Frequent downpours and heavy thunderstorms will target the central United States later this week, leading to an increased threat for flash flooding and travel delays.
Initially, the first round of storms will develop across portions of South Dakota, Nebraska and Kansas Wednesday night as a cold front sweeps into the region. The storms will then head farther east and south Thursday and Friday.
"A cold front will trigger widespread rain and thunderstorms that will impact the northern High Plains through the Dakotas, Nebraska and into parts of the Upper Midwest by the end of the week," AccuWeather Meteorologist Becky Elliott said.
Cities that will be impacted by the rain this week include North Platte and Omaha, Nebraska; Sioux Falls, South Dakota; Des Moines, Iowa; Kansas City and Springfield, Missouri; and Oklahoma City.
"The main threat from these storms will be localized flash flooding," said Elliott.
The flood threat will be hit or miss, but there is a risk for downpours to "train" over a particular area.
Training downpours are when multiple downpours repeatedly move over the same area and result in very excessive rainfall over a relatively short amount of time.
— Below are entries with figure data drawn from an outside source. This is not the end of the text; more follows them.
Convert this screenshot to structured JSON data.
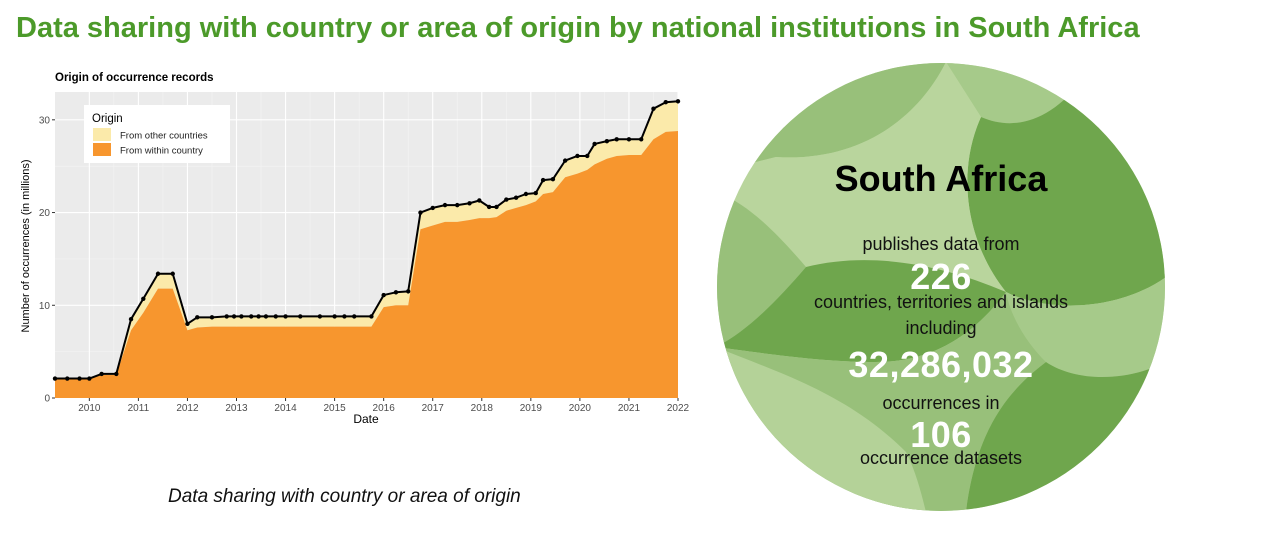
{
  "page": {
    "title": "Data sharing with country or area of origin by national institutions in South Africa",
    "caption": "Data sharing with country or area of origin"
  },
  "colors": {
    "title_green": "#4c9a2a",
    "within_country": "#f7962e",
    "other_countries": "#fbeaaa",
    "panel_bg": "#ebebeb",
    "circle_light": "#b9d59d",
    "circle_mid": "#98c07a",
    "circle_dark": "#6fa64d"
  },
  "chart_data": {
    "type": "area",
    "title": "Origin of occurrence records",
    "xlabel": "Date",
    "ylabel": "Number of occurrences (in millions)",
    "x_ticks": [
      "2010",
      "2011",
      "2012",
      "2013",
      "2014",
      "2015",
      "2016",
      "2017",
      "2018",
      "2019",
      "2020",
      "2021",
      "2022"
    ],
    "y_ticks": [
      "0",
      "10",
      "20",
      "30"
    ],
    "xlim": [
      2009.3,
      2022.0
    ],
    "ylim": [
      0,
      33
    ],
    "grid": true,
    "legend": {
      "title": "Origin",
      "position": "top-left"
    },
    "x": [
      2009.3,
      2009.55,
      2009.8,
      2010.0,
      2010.25,
      2010.55,
      2010.85,
      2011.1,
      2011.4,
      2011.7,
      2012.0,
      2012.2,
      2012.5,
      2012.8,
      2012.95,
      2013.1,
      2013.3,
      2013.45,
      2013.6,
      2013.8,
      2014.0,
      2014.3,
      2014.7,
      2015.0,
      2015.2,
      2015.4,
      2015.75,
      2016.0,
      2016.25,
      2016.5,
      2016.75,
      2017.0,
      2017.25,
      2017.5,
      2017.75,
      2017.95,
      2018.15,
      2018.3,
      2018.5,
      2018.7,
      2018.9,
      2019.1,
      2019.25,
      2019.45,
      2019.7,
      2019.95,
      2020.15,
      2020.3,
      2020.55,
      2020.75,
      2021.0,
      2021.25,
      2021.5,
      2021.75,
      2022.0
    ],
    "series": [
      {
        "name": "From within country",
        "values": [
          2.1,
          2.1,
          2.1,
          2.1,
          2.5,
          2.5,
          7.3,
          9.2,
          11.8,
          11.8,
          7.3,
          7.6,
          7.7,
          7.7,
          7.7,
          7.7,
          7.7,
          7.7,
          7.7,
          7.7,
          7.7,
          7.7,
          7.7,
          7.7,
          7.7,
          7.7,
          7.7,
          9.8,
          10.0,
          10.0,
          18.2,
          18.6,
          19.0,
          19.0,
          19.2,
          19.4,
          19.4,
          19.5,
          20.2,
          20.5,
          20.8,
          21.2,
          22.0,
          22.2,
          23.8,
          24.2,
          24.6,
          25.2,
          25.8,
          26.1,
          26.2,
          26.2,
          27.9,
          28.7,
          28.8
        ]
      },
      {
        "name": "From other countries",
        "values": [
          0.0,
          0.0,
          0.0,
          0.0,
          0.1,
          0.1,
          1.2,
          1.5,
          1.6,
          1.6,
          0.7,
          1.1,
          1.0,
          1.1,
          1.1,
          1.1,
          1.1,
          1.1,
          1.1,
          1.1,
          1.1,
          1.1,
          1.1,
          1.1,
          1.1,
          1.1,
          1.1,
          1.3,
          1.4,
          1.5,
          1.8,
          1.9,
          1.8,
          1.8,
          1.8,
          1.9,
          1.2,
          1.1,
          1.2,
          1.1,
          1.2,
          0.9,
          1.5,
          1.4,
          1.8,
          1.9,
          1.5,
          2.2,
          1.9,
          1.8,
          1.7,
          1.7,
          3.3,
          3.2,
          3.2
        ]
      }
    ],
    "total_line": [
      2.1,
      2.1,
      2.1,
      2.1,
      2.6,
      2.6,
      8.5,
      10.7,
      13.4,
      13.4,
      8.0,
      8.7,
      8.7,
      8.8,
      8.8,
      8.8,
      8.8,
      8.8,
      8.8,
      8.8,
      8.8,
      8.8,
      8.8,
      8.8,
      8.8,
      8.8,
      8.8,
      11.1,
      11.4,
      11.5,
      20.0,
      20.5,
      20.8,
      20.8,
      21.0,
      21.3,
      20.6,
      20.6,
      21.4,
      21.6,
      22.0,
      22.1,
      23.5,
      23.6,
      25.6,
      26.1,
      26.1,
      27.4,
      27.7,
      27.9,
      27.9,
      27.9,
      31.2,
      31.9,
      32.0
    ]
  },
  "summary": {
    "country": "South Africa",
    "line1": "publishes data from",
    "countries_count": "226",
    "line2": "countries, territories and islands",
    "line3": "including",
    "occurrences": "32,286,032",
    "line4": "occurrences in",
    "datasets": "106",
    "line5": "occurrence datasets"
  }
}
Several inches of rain can accumulate in only a few hours in these situations.
This type of threat could produce rapidly changing conditions, particularly to travelers on the roadways.
Turn around and find an alternate route if a roadway is covered in water.
In addition to excessive rainfall, some thunderstorms will turn severe this week.
"The best chance for any severe weather will be Thursday afternoon across the Dakotas, through Nebraska and into Kansas," said Elliott. "Severe storms will be isolated in nature, but a few could be capable of producing damaging winds and hail."
Gulf moisture streaming northward into the Plains along the cold front is the primary contributor to this flood threat.
Much drier and sunnier weather will follow this weekend across the Plains and Midwest to help with any required cleanup.